Experimentally determined density matrices for H(n=3) formed in H+-He collisions from 20 to 100 keV.
Physical Review A, 41 (5).
Density matrices describing H(n=3) atoms produced in collisions of 20- to 100-keV protons with He atoms have been determined experimentally. In the experiment the intensity and polarization of Balmer-α radiation emitted from a He gas cell are measured as a function of the strength of an externally applied electric field. Electric fields are applied in a direction either axial to or transverse to the proton beam. Density matrices are extracted by detailed analysis of the optical data. Data are obtained for each field direction and then analyzed, separately and in combination, to yield density matrices. Satisfactory agreement is found between density matrices determined from axial and transverse electric field data except at the lowest energies studied. Some nonzero density-matrix elements are determined more accurately using axial electric fields than with transverse fields, while other elements are more accurately determined using transverse electric fields. The combined analysis using data from both field directions gives a better determination of the density matrix than the separate data sets. Results for the H(n=3) electron-transfer cross sections (relative to 3s), the electric dipole moment of the charge distribution 〈d〉z, a first-order moment of the current distribution 〈L×A〉z,s, and the average coherence Tr(σ32) are obtained.
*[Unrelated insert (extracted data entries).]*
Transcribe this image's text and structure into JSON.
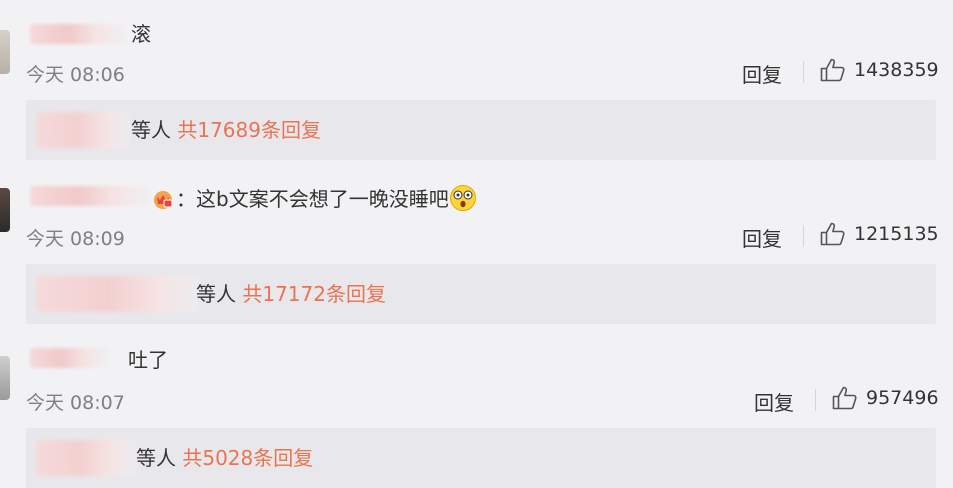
{
  "comments": [
    {
      "text": "滚",
      "time": "今天 08:06",
      "reply_label": "回复",
      "likes": "1438359",
      "replies_suffix": "等人",
      "replies_count": "共17689条回复"
    },
    {
      "text": "：这b文案不会想了一晚没睡吧",
      "time": "今天 08:09",
      "reply_label": "回复",
      "likes": "1215135",
      "replies_suffix": "等人",
      "replies_count": "共17172条回复"
    },
    {
      "text": "吐了",
      "time": "今天 08:07",
      "reply_label": "回复",
      "likes": "957496",
      "replies_suffix": "等人",
      "replies_count": "共5028条回复"
    }
  ],
  "icons": {
    "like": "thumbs-up-icon",
    "badge": "crown-badge-icon",
    "emoji": "shocked-face-emoji"
  },
  "colors": {
    "accent": "#eb7350",
    "background": "#f2f2f5",
    "reply_box": "#e8e8ec",
    "meta": "#808080"
  }
}
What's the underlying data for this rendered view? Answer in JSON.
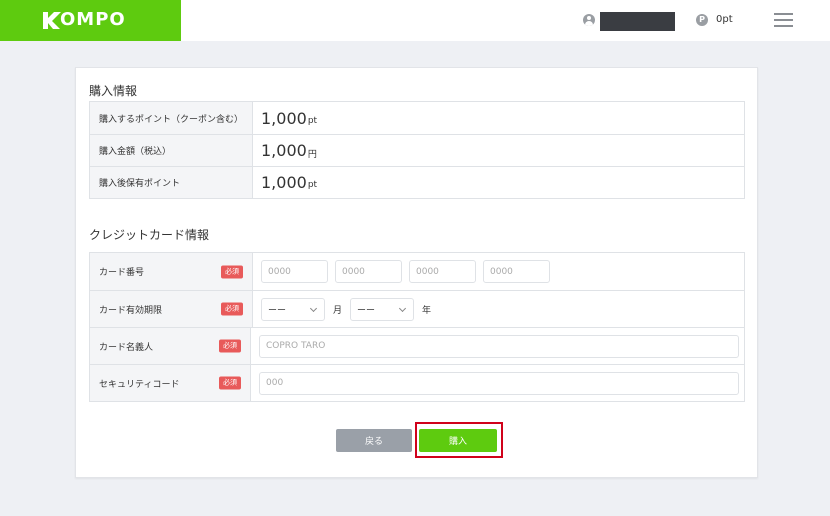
{
  "header": {
    "logo_text": "KOMPO",
    "points": "0pt",
    "icons": [
      "user-icon",
      "point-icon",
      "hamburger-menu-icon"
    ],
    "point_icon_glyph": "P"
  },
  "purchase_info": {
    "title": "購入情報",
    "rows": [
      {
        "label": "購入するポイント（クーポン含む）",
        "value": "1,000",
        "unit": "pt"
      },
      {
        "label": "購入金額（税込）",
        "value": "1,000",
        "unit": "円"
      },
      {
        "label": "購入後保有ポイント",
        "value": "1,000",
        "unit": "pt"
      }
    ]
  },
  "card_info": {
    "title": "クレジットカード情報",
    "required_badge": "必須",
    "card_number": {
      "label": "カード番号",
      "placeholders": [
        "0000",
        "0000",
        "0000",
        "0000"
      ]
    },
    "expiry": {
      "label": "カード有効期限",
      "month_value": "ーー",
      "month_unit": "月",
      "year_value": "ーー",
      "year_unit": "年"
    },
    "holder": {
      "label": "カード名義人",
      "placeholder": "COPRO TARO"
    },
    "security": {
      "label": "セキュリティコード",
      "placeholder": "000"
    }
  },
  "buttons": {
    "back": "戻る",
    "buy": "購入"
  },
  "colors": {
    "brand_green": "#5ecb0f",
    "required_red": "#e85a5a",
    "highlight_red": "#d0021b",
    "back_gray": "#9aa0a8"
  }
}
The experimental results are compared to two recent calculations using the augmented atomic orbital (AO+) theory and the continuum distorted-wave approximation with post-collision interaction theory, and to one recent experimental measurement of the diagonal density-matrix elements. Both theories show qualitative agreement with the general trends in the data. The AO+ method gives better quantitative agreement. The experimental results are displayed in graphical form as distributions of the electronic charge D(r) and of the electronic current density j(r).